For the description of the fragment’s former host volume see the online catalogue of the HAS Library, amongst Old books – Rare books (RBK):
The owner inscriptions show that the separate titles of the composite volume were bound together after 1711. Albert Nyáry gave the book in 1874 as a present to Vilmos Fraknói (at that time he still used the name Frankl). It got to the Library of the Academy in 1952 with the materials of the Istituto Storico Ungherese di Roma which was founded by Fraknói in 1892. (comp. Körmendy Kinga, „Az ún. Zalka Antiphonale töredékei” [Fragments of the so-called Zalka Antiphoner], Zenetudományi Dolgozatok, ed. Felföldi László—Lázár Katalin, Budapest, HAS Institute for Musicology, 1988, 33–40, here 35.)

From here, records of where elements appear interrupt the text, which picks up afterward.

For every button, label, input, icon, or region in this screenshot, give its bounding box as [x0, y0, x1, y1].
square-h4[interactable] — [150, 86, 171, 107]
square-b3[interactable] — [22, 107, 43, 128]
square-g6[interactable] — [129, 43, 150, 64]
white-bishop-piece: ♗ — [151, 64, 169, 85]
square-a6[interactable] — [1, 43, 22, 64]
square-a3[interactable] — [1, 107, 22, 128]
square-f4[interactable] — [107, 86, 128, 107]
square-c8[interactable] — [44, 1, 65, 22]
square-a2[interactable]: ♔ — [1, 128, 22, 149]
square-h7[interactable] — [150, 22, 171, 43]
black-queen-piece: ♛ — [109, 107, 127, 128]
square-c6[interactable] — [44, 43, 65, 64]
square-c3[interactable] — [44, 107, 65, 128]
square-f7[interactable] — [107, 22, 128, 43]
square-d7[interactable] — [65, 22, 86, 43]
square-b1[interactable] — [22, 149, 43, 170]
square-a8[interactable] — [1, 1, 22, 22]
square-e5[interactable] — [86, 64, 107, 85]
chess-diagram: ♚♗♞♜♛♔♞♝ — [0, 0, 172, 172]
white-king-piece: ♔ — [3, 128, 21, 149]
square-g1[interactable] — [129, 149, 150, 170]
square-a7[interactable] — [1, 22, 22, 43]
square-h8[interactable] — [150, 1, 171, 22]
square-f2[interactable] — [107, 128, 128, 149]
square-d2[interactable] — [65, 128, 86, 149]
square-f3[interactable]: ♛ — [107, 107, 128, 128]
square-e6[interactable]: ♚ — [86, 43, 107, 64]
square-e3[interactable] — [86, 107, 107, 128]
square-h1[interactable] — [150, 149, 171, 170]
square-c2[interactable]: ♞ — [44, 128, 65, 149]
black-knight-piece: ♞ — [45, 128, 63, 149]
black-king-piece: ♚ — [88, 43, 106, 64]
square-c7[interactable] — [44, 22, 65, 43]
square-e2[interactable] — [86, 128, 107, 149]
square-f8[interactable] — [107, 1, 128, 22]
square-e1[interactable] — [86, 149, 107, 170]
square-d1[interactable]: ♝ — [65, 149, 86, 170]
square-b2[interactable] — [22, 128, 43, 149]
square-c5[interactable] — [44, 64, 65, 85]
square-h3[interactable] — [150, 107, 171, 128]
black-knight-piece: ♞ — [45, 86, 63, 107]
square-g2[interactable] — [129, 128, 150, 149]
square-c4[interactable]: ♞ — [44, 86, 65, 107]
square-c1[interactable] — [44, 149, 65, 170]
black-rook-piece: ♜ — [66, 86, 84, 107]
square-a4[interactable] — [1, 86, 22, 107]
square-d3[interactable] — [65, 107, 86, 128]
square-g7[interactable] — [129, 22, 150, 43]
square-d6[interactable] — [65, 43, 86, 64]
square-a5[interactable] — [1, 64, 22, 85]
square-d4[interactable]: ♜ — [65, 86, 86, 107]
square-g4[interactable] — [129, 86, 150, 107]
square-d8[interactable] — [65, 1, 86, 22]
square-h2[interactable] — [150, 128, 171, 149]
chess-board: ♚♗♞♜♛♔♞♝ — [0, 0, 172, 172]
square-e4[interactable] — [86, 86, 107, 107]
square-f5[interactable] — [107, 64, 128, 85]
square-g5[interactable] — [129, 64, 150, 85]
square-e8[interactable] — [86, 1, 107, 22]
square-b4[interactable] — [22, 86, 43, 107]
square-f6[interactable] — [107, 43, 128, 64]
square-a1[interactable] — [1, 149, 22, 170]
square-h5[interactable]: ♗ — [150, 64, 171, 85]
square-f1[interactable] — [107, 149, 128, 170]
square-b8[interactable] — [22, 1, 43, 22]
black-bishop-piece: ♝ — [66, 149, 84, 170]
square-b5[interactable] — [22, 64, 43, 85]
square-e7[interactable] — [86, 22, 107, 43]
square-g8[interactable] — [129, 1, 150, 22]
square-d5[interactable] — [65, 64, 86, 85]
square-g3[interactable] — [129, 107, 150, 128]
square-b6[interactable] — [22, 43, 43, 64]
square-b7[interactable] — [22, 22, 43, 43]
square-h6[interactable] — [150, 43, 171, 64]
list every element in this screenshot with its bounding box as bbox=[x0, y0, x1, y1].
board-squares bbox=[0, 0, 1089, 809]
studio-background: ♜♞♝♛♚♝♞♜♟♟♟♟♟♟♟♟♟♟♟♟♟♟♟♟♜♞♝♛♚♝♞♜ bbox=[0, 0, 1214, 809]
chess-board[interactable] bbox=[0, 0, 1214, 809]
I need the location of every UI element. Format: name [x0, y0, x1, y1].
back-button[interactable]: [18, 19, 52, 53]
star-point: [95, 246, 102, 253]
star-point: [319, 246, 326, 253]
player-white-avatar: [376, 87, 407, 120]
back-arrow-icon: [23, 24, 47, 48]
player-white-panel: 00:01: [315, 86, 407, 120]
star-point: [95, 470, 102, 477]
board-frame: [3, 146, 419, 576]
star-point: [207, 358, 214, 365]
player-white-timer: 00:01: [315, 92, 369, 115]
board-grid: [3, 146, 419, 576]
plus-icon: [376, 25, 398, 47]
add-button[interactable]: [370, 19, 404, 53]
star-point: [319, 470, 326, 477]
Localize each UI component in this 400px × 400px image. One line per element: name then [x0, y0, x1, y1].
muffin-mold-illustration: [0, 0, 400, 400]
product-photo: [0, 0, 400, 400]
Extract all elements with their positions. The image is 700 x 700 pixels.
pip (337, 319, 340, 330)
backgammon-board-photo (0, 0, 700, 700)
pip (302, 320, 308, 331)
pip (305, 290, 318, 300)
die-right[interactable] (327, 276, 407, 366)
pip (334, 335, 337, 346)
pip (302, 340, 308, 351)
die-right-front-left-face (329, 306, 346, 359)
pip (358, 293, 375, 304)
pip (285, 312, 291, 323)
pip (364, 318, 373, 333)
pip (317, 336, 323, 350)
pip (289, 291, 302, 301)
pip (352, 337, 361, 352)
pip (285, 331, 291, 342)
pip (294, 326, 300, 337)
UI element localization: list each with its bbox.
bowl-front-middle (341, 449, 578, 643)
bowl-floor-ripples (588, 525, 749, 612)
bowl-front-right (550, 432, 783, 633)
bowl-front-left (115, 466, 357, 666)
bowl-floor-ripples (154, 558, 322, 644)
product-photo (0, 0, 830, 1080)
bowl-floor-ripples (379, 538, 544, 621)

Fragment of the Graduale Varadinense. On the recto parts of the tract of the St. Benedict’s mass were preserved: the end of the first verse (Inter discipulorum manus), and the beginning of the second verse (Deinde manus ad caelum tendens). The tract continues with its third verse’s (Haec dies in qua felix) end on f.2. The texts and melodies are identical to the parallel chants of the Graduale Strigoniense (the so-called “Bakócz” Gradual, Esztergom, Cathedral Library Ms. I.1a–b, f. 240). On the verso, after the Benedict-tract, a rubric refers to the offertory (Posuisti) and likely to the communion Fidelis servus, however the latter assumption is quite faint. The introit (Rorate caeli) and the gradual (Tollite portas) of the mass of Annuntiatio BMV are written in rubrics, than assumedly the tract (Ave Maria) stands after those with music.
The tract Hodie sanctus pater is a real curiosity, Szendrei also counted it amongst the special chants of the Graduale Bakócz. The tract, besides this source only occurs in the Missal of Pécs (Szendrei, Graduale Strigoniense, f. 178v, edition I/70). The only source containing it on the Cantus Index is the breviary of the Benedictine abbey of Břevnov CZ-R 418 (f. 28v).